I drove up to Grand Coulee to visit an old friend from college, Kylee. We were engineering students at Cal Poly where she earned her mechanical engineering degree. Now she’s working at the Grand Coulee Dam on temporary assignment through the end of the year. In addition to giving me a tour of the dam, we also ventured off into the surrounding wasteland for a hike near Lake Lenore.
The landscape of Northeastern Washington is dry, hot and barren, but strikingly beautiful as well. The land was created by fire and shaped by water over millions of years:
- 40 to 60 million years ago: Granite bedrock formed deep in the Earth’s crust, eventually being uplifted to form small mountains and an inland sea.

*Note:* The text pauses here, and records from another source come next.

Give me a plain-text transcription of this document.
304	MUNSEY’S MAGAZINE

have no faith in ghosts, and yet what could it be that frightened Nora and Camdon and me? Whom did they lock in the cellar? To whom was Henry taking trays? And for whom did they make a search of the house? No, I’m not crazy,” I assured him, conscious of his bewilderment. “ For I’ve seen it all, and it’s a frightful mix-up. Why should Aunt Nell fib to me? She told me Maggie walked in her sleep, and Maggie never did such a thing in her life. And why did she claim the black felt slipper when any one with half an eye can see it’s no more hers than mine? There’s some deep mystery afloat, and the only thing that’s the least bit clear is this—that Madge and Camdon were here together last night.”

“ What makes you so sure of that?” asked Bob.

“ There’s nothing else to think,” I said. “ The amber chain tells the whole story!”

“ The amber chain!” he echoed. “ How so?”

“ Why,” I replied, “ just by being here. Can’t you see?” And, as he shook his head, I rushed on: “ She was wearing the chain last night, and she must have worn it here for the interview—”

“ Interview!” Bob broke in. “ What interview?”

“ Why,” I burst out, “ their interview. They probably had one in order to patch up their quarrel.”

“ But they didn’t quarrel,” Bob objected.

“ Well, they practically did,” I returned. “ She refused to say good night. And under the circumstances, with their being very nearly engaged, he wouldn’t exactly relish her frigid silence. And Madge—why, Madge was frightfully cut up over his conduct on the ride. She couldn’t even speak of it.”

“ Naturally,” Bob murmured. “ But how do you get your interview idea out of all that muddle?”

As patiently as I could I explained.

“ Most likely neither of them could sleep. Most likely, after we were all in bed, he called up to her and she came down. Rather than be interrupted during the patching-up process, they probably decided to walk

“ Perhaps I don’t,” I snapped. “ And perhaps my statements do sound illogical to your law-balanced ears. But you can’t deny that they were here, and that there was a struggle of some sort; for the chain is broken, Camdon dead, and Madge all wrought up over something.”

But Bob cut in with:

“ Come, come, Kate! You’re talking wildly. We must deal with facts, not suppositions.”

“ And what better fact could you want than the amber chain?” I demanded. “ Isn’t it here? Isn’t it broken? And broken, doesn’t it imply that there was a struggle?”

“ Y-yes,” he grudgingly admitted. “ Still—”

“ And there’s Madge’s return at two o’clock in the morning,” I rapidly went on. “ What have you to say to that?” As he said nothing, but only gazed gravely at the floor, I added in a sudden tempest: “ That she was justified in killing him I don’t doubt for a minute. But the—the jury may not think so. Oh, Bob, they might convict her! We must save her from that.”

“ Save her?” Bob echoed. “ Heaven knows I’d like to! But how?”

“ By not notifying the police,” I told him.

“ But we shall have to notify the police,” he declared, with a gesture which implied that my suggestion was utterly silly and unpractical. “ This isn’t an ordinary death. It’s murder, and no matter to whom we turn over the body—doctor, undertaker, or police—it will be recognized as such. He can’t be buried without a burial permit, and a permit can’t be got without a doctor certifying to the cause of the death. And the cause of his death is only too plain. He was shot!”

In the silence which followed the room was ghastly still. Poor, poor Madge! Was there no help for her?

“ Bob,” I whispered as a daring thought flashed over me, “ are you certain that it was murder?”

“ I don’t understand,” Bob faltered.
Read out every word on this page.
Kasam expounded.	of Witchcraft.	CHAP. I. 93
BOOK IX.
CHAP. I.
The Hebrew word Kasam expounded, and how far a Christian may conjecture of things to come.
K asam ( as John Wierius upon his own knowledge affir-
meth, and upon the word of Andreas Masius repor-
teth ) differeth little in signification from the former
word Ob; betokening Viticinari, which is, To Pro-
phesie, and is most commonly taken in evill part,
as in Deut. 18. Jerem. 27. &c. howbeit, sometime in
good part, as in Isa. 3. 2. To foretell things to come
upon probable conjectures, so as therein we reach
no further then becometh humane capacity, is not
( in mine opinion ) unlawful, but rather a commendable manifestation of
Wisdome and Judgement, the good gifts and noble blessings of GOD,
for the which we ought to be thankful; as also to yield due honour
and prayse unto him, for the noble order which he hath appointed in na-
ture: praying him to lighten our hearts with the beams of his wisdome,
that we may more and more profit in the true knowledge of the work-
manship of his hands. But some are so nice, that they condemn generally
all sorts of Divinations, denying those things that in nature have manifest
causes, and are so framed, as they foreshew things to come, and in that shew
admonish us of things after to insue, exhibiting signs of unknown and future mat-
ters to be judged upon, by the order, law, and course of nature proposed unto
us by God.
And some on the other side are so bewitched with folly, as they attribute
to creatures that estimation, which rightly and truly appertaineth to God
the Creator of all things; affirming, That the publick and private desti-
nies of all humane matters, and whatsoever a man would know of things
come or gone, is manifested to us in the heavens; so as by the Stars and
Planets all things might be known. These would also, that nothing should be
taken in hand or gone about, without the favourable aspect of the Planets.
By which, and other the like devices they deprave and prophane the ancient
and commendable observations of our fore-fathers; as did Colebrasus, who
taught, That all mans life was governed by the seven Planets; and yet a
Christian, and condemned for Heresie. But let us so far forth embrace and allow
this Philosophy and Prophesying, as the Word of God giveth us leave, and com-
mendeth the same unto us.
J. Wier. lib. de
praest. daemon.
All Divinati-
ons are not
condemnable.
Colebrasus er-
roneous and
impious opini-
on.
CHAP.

- 10 to 18 million years Ago: The Grand Ronde Rift experienced a series of volcanic eruptions which filled the inland sea with basaltic lava.
- 2.5 million years ago: The Pleistocene glaciation covered much of North America with ice sheets, which blocked the Columbia River causing it to divert to the south, creating a channel which would eventually become The Grand Coulee.
- 18,000 years ago: Glacial ice advanced to block the Clark Fork River drainage in present day Idaho, creating a massive lake which covered much of Montana. The natural ice dam failed, releasing roughly 500 cubic miles of water in 48 hours. This process is thought to have occurred periodically resulting in a cataclysmic event that we now know as the Missoula Floods.